Judith A. McKenzie1, Stefanie P. Templer1, Crisogono Vasconcelos1, and Vitor Magalhães2
1Geological Institute, ETH Zürich, Zürich, Switzerland
2Department of the Geophysical Sciences, The University of Chicago, Chicago, IL

Carbonate mud mounds, found in marine environments from shallow- to deep-water settings, span from Proterozoic to recent time. Mound building seems to be a fundamental but still enigmatic strategy for life. However, the processes initiating and maintaining mound structures remain obscure. What factors control and sustain their development? Numerous geochemical studies of pore waters and associated authigenic carbonates have effectively implied the importance of microbial metabolism in early diagenetic processes in deep-sea hemipelagic sediments.
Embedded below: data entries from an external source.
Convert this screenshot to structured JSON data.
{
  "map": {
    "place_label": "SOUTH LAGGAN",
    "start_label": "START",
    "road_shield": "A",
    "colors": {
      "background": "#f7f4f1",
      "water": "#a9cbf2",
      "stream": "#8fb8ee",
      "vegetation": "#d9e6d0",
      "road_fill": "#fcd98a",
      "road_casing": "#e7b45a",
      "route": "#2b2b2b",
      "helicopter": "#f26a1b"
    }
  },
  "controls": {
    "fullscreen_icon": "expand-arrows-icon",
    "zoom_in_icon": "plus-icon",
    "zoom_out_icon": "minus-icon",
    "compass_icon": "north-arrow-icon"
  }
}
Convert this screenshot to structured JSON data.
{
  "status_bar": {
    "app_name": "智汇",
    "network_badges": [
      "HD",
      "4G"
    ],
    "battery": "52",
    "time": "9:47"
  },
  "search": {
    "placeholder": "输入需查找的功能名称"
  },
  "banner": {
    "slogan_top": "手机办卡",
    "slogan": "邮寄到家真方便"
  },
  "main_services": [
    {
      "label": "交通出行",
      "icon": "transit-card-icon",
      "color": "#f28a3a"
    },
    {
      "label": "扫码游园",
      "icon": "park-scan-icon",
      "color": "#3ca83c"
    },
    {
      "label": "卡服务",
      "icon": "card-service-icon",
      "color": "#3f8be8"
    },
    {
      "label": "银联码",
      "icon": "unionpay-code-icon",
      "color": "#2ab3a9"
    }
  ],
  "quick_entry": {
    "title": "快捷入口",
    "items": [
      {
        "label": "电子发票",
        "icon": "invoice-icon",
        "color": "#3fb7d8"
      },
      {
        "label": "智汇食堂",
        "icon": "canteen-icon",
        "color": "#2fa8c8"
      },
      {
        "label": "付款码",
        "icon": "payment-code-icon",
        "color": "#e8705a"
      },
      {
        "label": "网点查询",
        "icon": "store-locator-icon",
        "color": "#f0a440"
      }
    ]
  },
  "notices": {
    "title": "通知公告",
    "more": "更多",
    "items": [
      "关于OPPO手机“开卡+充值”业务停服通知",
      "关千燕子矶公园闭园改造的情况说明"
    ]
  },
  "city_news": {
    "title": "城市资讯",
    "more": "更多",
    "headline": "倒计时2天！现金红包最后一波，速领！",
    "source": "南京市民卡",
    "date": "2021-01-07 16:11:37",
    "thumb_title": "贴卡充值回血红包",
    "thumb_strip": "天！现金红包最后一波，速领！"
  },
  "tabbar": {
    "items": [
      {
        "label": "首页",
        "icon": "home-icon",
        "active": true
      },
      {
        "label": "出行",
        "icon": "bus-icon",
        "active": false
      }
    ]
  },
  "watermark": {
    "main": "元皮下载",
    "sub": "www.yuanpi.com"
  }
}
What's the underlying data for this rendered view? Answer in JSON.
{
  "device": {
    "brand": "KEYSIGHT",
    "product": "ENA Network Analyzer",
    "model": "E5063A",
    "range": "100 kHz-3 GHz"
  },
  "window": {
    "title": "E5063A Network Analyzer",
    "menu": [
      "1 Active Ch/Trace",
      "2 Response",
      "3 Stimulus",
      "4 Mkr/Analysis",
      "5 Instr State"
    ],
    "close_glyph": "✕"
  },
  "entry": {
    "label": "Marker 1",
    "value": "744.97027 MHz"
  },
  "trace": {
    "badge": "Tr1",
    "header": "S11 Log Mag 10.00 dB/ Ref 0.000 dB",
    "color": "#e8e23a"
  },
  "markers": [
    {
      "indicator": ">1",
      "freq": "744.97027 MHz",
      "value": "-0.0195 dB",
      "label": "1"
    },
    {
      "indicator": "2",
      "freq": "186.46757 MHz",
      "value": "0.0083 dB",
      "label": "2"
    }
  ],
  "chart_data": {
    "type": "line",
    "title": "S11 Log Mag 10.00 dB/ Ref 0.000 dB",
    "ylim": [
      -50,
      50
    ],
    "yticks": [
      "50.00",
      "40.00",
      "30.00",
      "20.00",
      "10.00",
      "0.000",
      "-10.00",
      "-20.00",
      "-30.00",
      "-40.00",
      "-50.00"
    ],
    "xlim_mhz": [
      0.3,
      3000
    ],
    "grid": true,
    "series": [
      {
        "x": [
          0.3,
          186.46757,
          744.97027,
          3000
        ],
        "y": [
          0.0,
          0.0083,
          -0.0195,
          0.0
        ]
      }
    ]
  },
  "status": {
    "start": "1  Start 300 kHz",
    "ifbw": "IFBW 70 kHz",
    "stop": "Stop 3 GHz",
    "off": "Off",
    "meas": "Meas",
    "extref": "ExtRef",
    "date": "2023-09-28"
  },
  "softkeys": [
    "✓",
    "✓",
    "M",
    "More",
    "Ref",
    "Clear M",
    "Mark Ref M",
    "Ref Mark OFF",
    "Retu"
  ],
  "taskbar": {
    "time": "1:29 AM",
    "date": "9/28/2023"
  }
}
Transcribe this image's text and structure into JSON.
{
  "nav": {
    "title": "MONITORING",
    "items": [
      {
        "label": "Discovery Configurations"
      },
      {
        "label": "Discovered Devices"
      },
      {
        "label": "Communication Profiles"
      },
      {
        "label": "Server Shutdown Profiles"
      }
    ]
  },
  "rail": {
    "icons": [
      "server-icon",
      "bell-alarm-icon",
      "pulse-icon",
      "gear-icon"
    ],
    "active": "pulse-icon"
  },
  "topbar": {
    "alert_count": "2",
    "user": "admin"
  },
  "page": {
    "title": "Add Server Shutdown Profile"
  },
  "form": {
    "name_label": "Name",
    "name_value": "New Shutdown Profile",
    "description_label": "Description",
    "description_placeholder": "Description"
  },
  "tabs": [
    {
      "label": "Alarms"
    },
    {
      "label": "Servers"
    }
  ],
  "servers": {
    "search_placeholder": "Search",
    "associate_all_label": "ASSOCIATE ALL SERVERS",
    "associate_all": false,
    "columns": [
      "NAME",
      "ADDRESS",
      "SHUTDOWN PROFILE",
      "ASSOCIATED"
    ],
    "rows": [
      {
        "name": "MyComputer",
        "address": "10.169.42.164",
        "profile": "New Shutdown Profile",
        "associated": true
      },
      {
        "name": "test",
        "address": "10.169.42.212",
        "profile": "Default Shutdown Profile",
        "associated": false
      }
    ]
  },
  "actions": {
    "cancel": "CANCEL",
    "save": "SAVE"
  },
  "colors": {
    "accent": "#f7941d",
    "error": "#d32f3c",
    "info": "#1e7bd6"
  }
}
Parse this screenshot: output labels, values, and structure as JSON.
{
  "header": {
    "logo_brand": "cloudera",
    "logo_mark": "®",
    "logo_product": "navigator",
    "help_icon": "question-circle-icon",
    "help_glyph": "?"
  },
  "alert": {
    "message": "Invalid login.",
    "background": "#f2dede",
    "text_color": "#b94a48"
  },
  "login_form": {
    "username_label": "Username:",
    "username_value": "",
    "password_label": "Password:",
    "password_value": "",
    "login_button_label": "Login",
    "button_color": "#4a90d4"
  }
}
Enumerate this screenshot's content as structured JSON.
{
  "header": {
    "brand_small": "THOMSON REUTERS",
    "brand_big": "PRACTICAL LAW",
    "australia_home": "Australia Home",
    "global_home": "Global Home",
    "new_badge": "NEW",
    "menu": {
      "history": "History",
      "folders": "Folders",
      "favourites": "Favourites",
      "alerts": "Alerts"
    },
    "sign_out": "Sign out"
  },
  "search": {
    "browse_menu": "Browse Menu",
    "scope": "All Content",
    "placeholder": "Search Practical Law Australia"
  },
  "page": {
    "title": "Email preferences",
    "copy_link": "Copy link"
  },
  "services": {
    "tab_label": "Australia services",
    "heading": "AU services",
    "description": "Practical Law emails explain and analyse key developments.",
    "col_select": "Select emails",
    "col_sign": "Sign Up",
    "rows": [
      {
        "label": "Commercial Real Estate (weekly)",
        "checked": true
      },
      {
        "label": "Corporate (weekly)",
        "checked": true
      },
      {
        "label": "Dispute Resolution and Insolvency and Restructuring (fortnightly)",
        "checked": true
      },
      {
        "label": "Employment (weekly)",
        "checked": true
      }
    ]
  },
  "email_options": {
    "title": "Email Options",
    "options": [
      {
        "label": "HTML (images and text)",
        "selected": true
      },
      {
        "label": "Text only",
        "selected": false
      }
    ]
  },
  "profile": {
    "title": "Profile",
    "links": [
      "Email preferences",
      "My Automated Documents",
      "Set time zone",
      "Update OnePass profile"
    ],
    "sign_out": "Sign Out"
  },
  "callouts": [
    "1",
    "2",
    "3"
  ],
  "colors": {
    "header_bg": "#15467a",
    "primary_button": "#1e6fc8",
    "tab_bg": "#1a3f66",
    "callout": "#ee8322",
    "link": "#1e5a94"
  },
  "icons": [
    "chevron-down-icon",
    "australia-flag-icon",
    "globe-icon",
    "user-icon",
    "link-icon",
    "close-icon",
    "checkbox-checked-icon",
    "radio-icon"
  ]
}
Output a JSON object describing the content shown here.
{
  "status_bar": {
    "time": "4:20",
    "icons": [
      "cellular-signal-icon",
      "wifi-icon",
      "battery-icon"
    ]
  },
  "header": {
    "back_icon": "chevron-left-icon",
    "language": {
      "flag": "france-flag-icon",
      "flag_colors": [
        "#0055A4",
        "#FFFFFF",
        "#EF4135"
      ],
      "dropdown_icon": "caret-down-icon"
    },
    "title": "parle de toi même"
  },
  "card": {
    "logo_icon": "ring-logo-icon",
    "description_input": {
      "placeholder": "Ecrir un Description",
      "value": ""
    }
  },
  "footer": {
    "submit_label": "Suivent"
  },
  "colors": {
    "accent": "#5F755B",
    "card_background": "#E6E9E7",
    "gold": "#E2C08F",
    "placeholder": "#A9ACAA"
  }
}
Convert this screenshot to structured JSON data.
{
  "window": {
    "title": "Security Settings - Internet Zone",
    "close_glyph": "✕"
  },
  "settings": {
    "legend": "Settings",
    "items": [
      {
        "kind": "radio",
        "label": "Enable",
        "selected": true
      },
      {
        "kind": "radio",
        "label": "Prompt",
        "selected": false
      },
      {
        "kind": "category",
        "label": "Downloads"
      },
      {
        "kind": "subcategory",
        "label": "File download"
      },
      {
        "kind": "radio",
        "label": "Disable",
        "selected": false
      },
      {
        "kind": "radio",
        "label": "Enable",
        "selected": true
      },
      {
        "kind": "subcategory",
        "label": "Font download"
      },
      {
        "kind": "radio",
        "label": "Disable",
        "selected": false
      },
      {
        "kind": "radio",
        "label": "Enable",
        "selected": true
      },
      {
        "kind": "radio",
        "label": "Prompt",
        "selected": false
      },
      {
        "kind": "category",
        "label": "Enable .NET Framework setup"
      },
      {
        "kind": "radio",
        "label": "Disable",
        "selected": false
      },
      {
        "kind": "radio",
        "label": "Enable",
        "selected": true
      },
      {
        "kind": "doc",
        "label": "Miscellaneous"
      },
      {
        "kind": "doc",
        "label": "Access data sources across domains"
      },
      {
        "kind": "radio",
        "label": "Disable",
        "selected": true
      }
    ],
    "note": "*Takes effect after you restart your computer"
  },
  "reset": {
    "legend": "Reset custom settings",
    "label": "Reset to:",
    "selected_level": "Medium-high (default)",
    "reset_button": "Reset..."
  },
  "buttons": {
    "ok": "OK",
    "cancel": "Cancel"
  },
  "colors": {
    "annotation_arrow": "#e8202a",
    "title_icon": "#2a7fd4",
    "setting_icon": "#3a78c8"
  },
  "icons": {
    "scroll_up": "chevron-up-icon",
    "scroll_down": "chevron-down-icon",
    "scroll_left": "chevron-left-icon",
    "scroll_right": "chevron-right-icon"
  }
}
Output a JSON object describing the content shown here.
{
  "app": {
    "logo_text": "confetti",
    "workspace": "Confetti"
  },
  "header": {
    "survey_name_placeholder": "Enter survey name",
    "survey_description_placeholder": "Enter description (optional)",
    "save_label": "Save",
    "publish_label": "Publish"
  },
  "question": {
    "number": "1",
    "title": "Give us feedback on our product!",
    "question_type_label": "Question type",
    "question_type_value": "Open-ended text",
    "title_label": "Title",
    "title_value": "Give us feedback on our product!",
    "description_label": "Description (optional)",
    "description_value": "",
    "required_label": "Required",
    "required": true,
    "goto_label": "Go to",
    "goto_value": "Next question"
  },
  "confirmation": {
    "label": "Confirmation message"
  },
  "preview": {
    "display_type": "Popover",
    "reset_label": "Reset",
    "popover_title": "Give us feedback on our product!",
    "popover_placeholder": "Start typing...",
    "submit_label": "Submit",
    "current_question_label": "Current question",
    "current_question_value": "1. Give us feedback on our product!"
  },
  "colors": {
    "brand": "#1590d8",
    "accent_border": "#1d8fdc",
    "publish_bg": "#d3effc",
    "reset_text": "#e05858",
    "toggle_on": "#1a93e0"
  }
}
With the discovery of viable microbial populations at variable, but significant depths in marine continental shelf sequences, the recognition of an important in situ microbial factor in early diagenesis has been further strengthened. The Gulf of Cadiz, situated at the tectonically active, Africa-Iberia plate boundary, provides an exceptional environment to explore the importance of microbial diagenesis in the growth of sub-Recent carbonate mounds, which are found there flanked by giant mud volcanoes in water depths of 500-1000 m. In particular, the presence of widespread methane derived authigenic dolomite in the form of crusts, nodules and chimneys, as well dispersed micritic cement, has been interpreted as evidence for a deep methane flux, both focused flow along fluid conduits and diffusive flow. This interpretation is enhanced by stable carbon-isotope values measured in both the pore waters and solid phases and the pore-water geochemistry, pointing to a symbiotic coupling between bacterial sulfate reduction and anaerobic methane oxidation. The documented importance of microbial diagenesis in the Gulf of Cadiz carbonate mound/mud volcano complex supports an internal biogeochemical control on the development of these structures, which may be an important factor for their potential preservation in the rock record.